Characterisation of Strongly Stable Matchings

TL;DR

This paper introduces an algorithm to generate all strongly stable matchings in bipartite graphs with ties, providing efficient representations and solving an open problem in the field.

Contribution

It presents the first algorithm for generating all strongly stable matchings and constructs compact representations with optimal time complexities.

Findings

Existence of a partial order with O(m) elements representing all strongly stable matchings

Two algorithms with O(nm^2) and O(nm) time complexities for constructing these representations

The second algorithm matches the complexity of finding a single strongly stable matching

Abstract

An instance of a strongly stable matching problem (SSMP) is an undirected bipartite graph $G=(A \cup B, E)$, with an adjacency list of each vertex being a linearly ordered list of ties, which are subsets of vertices equally good for a given vertex.

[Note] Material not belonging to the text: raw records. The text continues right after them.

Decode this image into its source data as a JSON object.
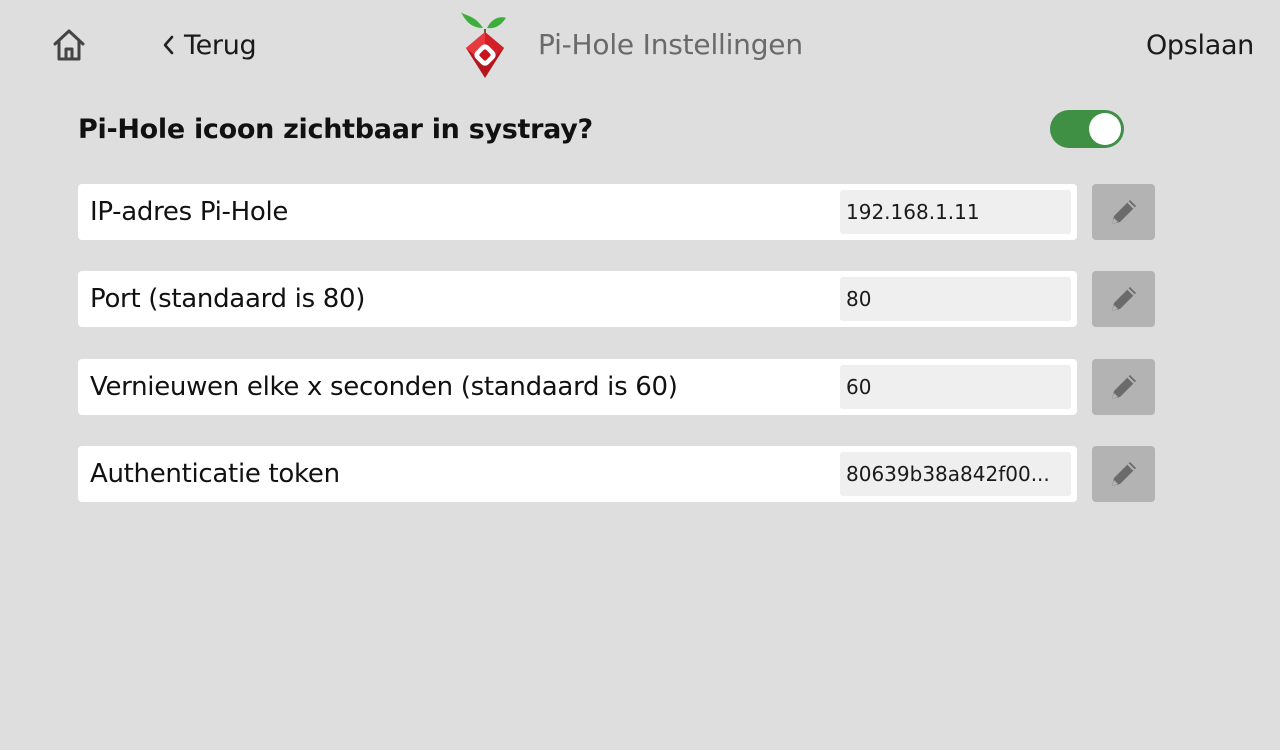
{
  "header": {
    "back_label": "Terug",
    "title": "Pi-Hole Instellingen",
    "save_label": "Opslaan",
    "icons": {
      "home": "home-icon",
      "back": "chevron-left-icon",
      "logo": "pihole-logo"
    }
  },
  "systray": {
    "question": "Pi-Hole icoon zichtbaar in systray?",
    "enabled": true,
    "accent_color": "#3f8f45"
  },
  "settings": [
    {
      "label": "IP-adres Pi-Hole",
      "value": "192.168.1.11",
      "edit_icon": "pencil-icon"
    },
    {
      "label": "Port (standaard is 80)",
      "value": "80",
      "edit_icon": "pencil-icon"
    },
    {
      "label": "Vernieuwen elke x seconden (standaard is 60)",
      "value": "60",
      "edit_icon": "pencil-icon"
    },
    {
      "label": "Authenticatie token",
      "value": "80639b38a842f00...",
      "edit_icon": "pencil-icon"
    }
  ]
}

Ties are disjoint and may contain one vertex. A matching $M$ is a set of vertex-disjoint edges. An edge $(x,y) \in E \setminus M$ is a {\em blocking edge} for $M$ if $x$ is either unmatched or strictly prefers $y$ to its current partner in $M$, and $y$ is either unmatched or strictly prefers $x$ to its current partner in $M$ or is indifferent between them. A matching is {\em strongly stable} if there is no blocking edge with respect to it. We present an algorithm for the generation of all strongly stable matchings, thus solving an open problem already stated in the book by Gusfield and Irving \cite{GI}. It has previously been shown that strongly stable matchings form a distributive lattice and although the number of strongly stable matchings can be exponential in the number of vertices, we show that there exists a partial order with $O(m)$ elements representing all strongly stable matchings, where $m$ denotes the number of edges in the graph. We give two algorithms that construct two such representations: one in $O(nm^2)$ time and the other in $O(nm)$ time, where $n$ denotes the number of vertices in the graph. Note that the construction of the second representation has the same time complexity as that of computing a single strongly stable matching.